Status
Current state: Under Discussion
Discussion thread: here [Change the link from the KIP proposal email archive to your own email thread]
JIRA:
-
KAFKA-18455Getting issue details...
STATUS
Please keep the discussion on the mailing list rather than commenting on the wiki (wiki discussions get unwieldy fast).
Motivation
Currently, when clients attempt to establish connections to a broker and encounter throttling or exceeding the maximum connection limit (waiting for an available connection slot), the broker does not provide any logs or metrics for these scenarios. Clients only receive connection timeout exceptions, which provide insufficient information for troubleshooting. We can enhance observability and help users effectively diagnose connection issues by implementing additional connection-related metrics.
Public Interfaces
MetricName | Type | Group | Tag | Description | JMX Bean |
---|---|---|---|---|---|
${listener_name}WaitingConnection | Gauge | Acceptor | listener:<listener_name> | Waiting connections for the specific listener | kafka.network:type=Acceptor,name=${listener_name}WaitingConnection,listener={listener_name} |
Proposed Changes
We propose adding metrics described in the Public Interfaces section, which could help users effectively diagnose connection quota issues.

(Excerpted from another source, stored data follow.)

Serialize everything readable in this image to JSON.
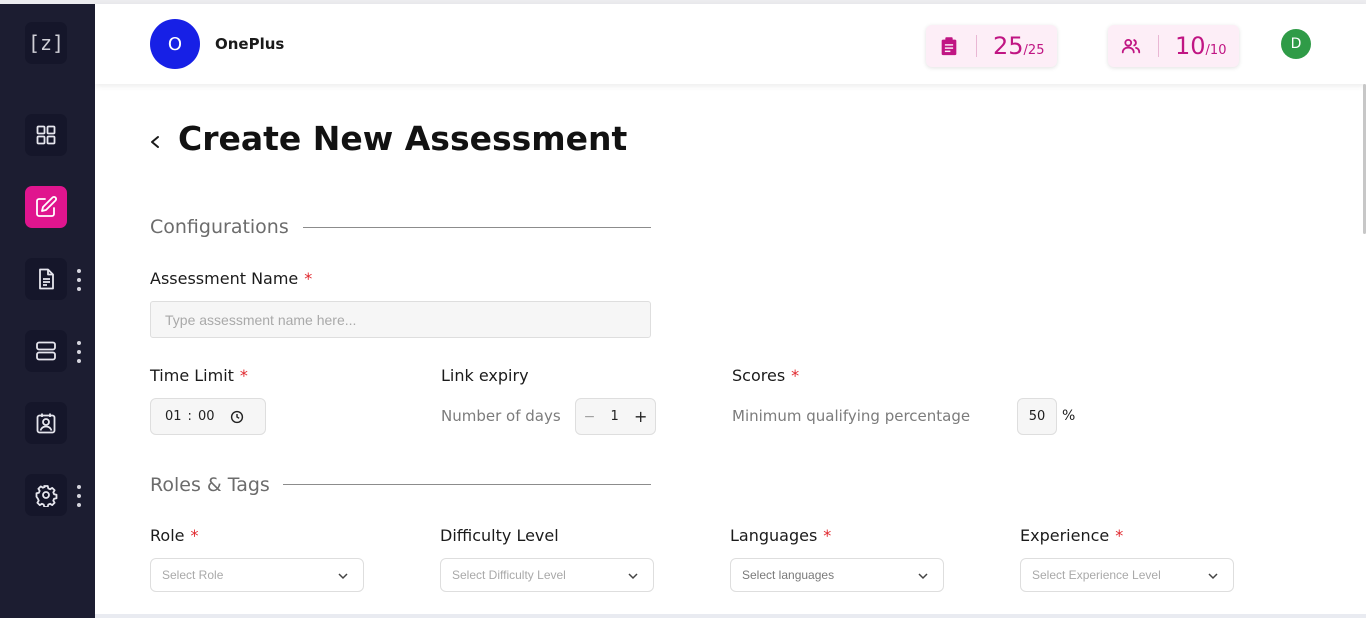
{
  "sidebar": {
    "logo": "[z]",
    "items": [
      {
        "icon": "dashboard-grid-icon",
        "has_menu": false,
        "active": false
      },
      {
        "icon": "edit-icon",
        "has_menu": false,
        "active": true
      },
      {
        "icon": "document-icon",
        "has_menu": true,
        "active": false
      },
      {
        "icon": "server-icon",
        "has_menu": true,
        "active": false
      },
      {
        "icon": "candidate-id-icon",
        "has_menu": false,
        "active": false
      },
      {
        "icon": "settings-gear-icon",
        "has_menu": true,
        "active": false
      }
    ]
  },
  "header": {
    "org_initial": "O",
    "org_name": "OnePlus",
    "assessments_stat": {
      "icon": "clipboard-icon",
      "value": "25",
      "total": "/25"
    },
    "users_stat": {
      "icon": "users-icon",
      "value": "10",
      "total": "/10"
    },
    "user_initial": "D"
  },
  "page": {
    "title": "Create New Assessment"
  },
  "configurations": {
    "section_title": "Configurations",
    "assessment_name_label": "Assessment Name",
    "assessment_name_placeholder": "Type assessment name here...",
    "time_limit_label": "Time Limit",
    "time_hours": "01",
    "time_separator": ":",
    "time_minutes": "00",
    "link_expiry_label": "Link expiry",
    "days_label": "Number of days",
    "days_value": "1",
    "scores_label": "Scores",
    "min_pct_label": "Minimum qualifying percentage",
    "min_pct_value": "50",
    "pct_sign": "%"
  },
  "roles_tags": {
    "section_title": "Roles & Tags",
    "role_label": "Role",
    "role_placeholder": "Select Role",
    "difficulty_label": "Difficulty Level",
    "difficulty_placeholder": "Select Difficulty Level",
    "languages_label": "Languages",
    "languages_placeholder": "Select languages",
    "experience_label": "Experience",
    "experience_placeholder": "Select Experience Level"
  },
  "required_marker": "*",
  "colors": {
    "sidebar_bg": "#1c1d31",
    "accent": "#e0158e",
    "stat_text": "#c01583",
    "org_avatar": "#1720e6",
    "user_avatar": "#2f9b47",
    "required": "#e0272d"
  }
}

Compatibility, Deprecation, and Migration Plan
N/A.
This a new metric, there are no compatibility concerns.
Test Plan
The new metrics will need unit and integration tests to prove their correctness.
Rejected Alternatives
Adding logs to the SocketServer
This alternative was rejected because Kafka is a high-throughput system handling numerous concurrent connections.
Adding logs for connection throttling and limit exceeded scenarios would likely result in log flooding, potentially causing:
- I/O overhead
- Storage space issues
- Identifying critical issues among the massive volume of connection logs would be super annoying
Using metrics instead of logs provides a more suitable solution for monitoring connection states without the overhead of extensive logging.